John Deraney

No. 9
- Positions: Punter, placekicker

Personal information
- Born: September 5, 1983 (age 42) Fayetteville, Georgia, U.S.
- Listed height: 6 ft 4 in (1.93 m)
- Listed weight: 224 lb (102 kg)

Career information
- College: North Carolina State
- NFL draft: 2007: undrafted

Career history
- Detroit Lions (2007–2008)*;
- * Offseason or practice squad member only

= John Deraney =

American football player (born 1983)

John Deraney (born September 5, 1983) is an American former professional football punter and placekicker. He played for the NC State Wolfpack football program from 2003 to 2006, handling punts, kickoffs, field goals, and extra points. He also set an all-time NC State record by converting 76 consecutive extra points and also set the school's single-season record with 2,968 punting yards in 2006.

==Early life==
A Georgia native, Deraney played football at Fayette County High School.

==College career==
Deraney played college football as a punter and place-kicker for the NC State Wolfpack football program who redshirted in 2002 and played from 2003 to 2006. He was described as "a one-man special-teams show" and a "triple threat", handling punts, field goals, and kickoffs for the Wolfpack. He was one of only 10 players nationally to handle all three kicking functions in 2004, and one of only eight to do so in 2006. In 2005, the Blue Ribbon Football Yearbook declared Deraney "the most irreplaceable player on the Wolfpack roster."

On kickoffs, Deraney was known for the high percentage of his kickoffs that went for touchbacks. As a punter, he kicked 208 times for 8,366 yards, an average of 40.2 yards per punt and downed 61 punts inside the 20-yard line. On field goals, he converted 40 of 58 attempts. He also converted 84 of 85 extra points and totaled 199 points during his four seasons at NC State. His total of 40 field goals ranked fourth in NC State history when he left the program (ranks seventh currently). He also set NC State records by converting 76 consecutive extra points and tallying 2,968 punting yards in a single season in 2006.
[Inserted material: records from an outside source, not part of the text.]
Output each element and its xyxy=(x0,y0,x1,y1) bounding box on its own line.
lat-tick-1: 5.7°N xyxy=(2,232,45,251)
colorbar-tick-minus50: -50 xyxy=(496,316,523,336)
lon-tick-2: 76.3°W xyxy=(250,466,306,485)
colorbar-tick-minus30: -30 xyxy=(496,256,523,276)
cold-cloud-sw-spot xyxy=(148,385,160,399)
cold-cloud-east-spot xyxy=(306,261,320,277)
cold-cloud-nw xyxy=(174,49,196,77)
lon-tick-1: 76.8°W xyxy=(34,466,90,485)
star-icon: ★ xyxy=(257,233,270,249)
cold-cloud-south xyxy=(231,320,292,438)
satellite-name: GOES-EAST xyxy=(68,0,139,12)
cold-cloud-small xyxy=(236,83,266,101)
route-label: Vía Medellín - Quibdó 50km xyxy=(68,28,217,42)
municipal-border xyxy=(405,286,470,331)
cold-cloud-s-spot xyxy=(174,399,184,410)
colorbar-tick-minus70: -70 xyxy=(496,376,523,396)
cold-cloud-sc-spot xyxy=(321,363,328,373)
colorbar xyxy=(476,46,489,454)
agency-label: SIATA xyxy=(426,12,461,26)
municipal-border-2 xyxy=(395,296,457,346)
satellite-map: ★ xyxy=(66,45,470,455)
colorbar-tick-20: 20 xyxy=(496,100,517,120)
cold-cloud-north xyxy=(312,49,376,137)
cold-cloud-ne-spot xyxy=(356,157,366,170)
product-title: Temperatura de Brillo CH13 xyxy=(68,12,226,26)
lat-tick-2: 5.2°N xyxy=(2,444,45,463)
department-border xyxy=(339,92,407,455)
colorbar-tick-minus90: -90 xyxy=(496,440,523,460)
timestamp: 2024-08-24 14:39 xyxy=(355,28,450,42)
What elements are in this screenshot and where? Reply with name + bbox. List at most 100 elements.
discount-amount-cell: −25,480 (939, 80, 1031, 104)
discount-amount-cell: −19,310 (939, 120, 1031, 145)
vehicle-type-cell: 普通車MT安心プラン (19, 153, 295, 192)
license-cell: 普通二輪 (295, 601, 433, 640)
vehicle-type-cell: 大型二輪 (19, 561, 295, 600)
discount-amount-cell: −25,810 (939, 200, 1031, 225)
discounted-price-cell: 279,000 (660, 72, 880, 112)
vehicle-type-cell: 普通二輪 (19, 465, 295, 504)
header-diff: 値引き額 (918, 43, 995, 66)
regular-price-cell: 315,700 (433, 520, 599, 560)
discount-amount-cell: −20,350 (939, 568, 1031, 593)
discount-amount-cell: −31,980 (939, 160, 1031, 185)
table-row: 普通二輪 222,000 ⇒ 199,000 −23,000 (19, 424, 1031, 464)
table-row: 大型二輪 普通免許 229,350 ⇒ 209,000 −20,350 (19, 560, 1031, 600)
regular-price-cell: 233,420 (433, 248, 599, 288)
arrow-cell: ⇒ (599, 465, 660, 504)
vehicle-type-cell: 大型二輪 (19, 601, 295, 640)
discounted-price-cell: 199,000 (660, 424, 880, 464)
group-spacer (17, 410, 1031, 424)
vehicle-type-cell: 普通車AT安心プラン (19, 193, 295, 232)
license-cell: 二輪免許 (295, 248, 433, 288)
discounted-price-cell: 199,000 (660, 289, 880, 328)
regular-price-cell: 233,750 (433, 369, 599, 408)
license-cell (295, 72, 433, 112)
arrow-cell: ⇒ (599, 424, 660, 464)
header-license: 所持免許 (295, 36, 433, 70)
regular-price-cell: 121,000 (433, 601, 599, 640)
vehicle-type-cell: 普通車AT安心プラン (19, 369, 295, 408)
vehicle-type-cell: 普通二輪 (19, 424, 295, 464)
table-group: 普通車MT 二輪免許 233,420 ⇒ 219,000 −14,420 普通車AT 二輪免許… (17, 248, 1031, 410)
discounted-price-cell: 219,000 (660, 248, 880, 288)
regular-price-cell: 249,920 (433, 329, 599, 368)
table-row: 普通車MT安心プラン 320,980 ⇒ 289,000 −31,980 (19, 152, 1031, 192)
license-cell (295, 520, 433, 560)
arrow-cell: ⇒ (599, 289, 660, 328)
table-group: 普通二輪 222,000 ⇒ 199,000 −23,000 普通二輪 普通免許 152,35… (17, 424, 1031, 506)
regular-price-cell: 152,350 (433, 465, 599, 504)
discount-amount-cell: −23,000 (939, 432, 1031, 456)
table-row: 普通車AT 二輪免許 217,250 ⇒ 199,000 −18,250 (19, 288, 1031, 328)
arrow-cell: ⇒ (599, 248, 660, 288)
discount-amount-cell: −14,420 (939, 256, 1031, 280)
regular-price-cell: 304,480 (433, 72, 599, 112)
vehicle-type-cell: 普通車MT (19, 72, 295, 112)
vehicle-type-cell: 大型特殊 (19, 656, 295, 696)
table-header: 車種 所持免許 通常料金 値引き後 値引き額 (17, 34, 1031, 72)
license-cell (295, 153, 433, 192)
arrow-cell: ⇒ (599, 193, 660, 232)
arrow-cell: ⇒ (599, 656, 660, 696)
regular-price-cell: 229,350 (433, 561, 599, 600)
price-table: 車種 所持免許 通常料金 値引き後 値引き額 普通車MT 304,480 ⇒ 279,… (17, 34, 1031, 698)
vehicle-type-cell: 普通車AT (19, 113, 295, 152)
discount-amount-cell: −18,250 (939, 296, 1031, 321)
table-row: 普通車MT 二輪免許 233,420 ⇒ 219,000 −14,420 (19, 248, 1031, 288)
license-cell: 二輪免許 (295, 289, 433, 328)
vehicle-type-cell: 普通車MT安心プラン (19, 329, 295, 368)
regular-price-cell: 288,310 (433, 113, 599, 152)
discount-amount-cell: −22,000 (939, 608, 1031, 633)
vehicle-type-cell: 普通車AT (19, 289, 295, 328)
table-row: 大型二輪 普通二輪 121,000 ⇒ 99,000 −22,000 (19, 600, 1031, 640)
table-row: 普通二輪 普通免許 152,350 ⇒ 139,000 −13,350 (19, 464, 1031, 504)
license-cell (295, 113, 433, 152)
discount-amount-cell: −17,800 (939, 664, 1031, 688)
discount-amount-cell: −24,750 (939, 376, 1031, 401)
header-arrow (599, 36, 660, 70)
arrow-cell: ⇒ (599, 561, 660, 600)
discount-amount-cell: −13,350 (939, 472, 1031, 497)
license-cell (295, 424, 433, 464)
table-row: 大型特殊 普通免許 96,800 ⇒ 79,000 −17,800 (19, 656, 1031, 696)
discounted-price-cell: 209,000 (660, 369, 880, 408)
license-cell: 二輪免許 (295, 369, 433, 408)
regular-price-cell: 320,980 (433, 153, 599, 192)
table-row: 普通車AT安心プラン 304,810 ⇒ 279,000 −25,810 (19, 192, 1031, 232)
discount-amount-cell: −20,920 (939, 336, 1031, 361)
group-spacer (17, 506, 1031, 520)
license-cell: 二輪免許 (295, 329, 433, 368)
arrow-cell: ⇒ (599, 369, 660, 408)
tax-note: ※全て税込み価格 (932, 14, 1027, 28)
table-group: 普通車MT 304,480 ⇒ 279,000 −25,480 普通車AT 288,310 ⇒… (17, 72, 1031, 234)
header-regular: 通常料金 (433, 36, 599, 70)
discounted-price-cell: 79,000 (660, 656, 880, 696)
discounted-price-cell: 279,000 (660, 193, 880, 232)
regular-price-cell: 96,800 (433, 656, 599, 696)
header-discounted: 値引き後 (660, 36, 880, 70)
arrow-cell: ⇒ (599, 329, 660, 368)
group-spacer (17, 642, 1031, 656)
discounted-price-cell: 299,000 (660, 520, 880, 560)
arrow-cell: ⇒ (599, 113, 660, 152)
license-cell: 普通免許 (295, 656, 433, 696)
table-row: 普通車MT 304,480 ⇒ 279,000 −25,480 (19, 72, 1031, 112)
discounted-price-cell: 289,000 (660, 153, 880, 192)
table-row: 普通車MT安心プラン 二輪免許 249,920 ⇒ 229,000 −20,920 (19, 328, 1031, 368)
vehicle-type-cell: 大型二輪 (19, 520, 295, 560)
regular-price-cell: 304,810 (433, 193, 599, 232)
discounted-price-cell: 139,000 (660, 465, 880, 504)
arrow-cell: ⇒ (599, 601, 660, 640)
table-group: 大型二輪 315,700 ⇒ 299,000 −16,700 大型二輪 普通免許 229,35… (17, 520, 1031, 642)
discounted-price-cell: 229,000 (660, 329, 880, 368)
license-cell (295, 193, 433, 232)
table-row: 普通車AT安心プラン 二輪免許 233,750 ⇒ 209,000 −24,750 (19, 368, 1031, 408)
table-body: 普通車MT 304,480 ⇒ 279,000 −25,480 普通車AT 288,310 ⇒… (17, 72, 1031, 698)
Prior to his 2006 redshirt senior season, Deraney's father, who suffered from multiple sclerosis, was placed in hospice care and given six months to live. Deraney continued to kick through the 2006 season, converting 12 of 16 field goals and 22 of 23 extra points.

==Professional football==
In the spring of 2007, he was signed as an undrafted free agent punter by the Detroit Lions. His playing career was derailed by a torn ACL and meniscus in his left knee during the Lions' first preseason. In 2010, after extensive physical therapy and training, Deraney attempted a comeback, but he was not picked up by an NFL team.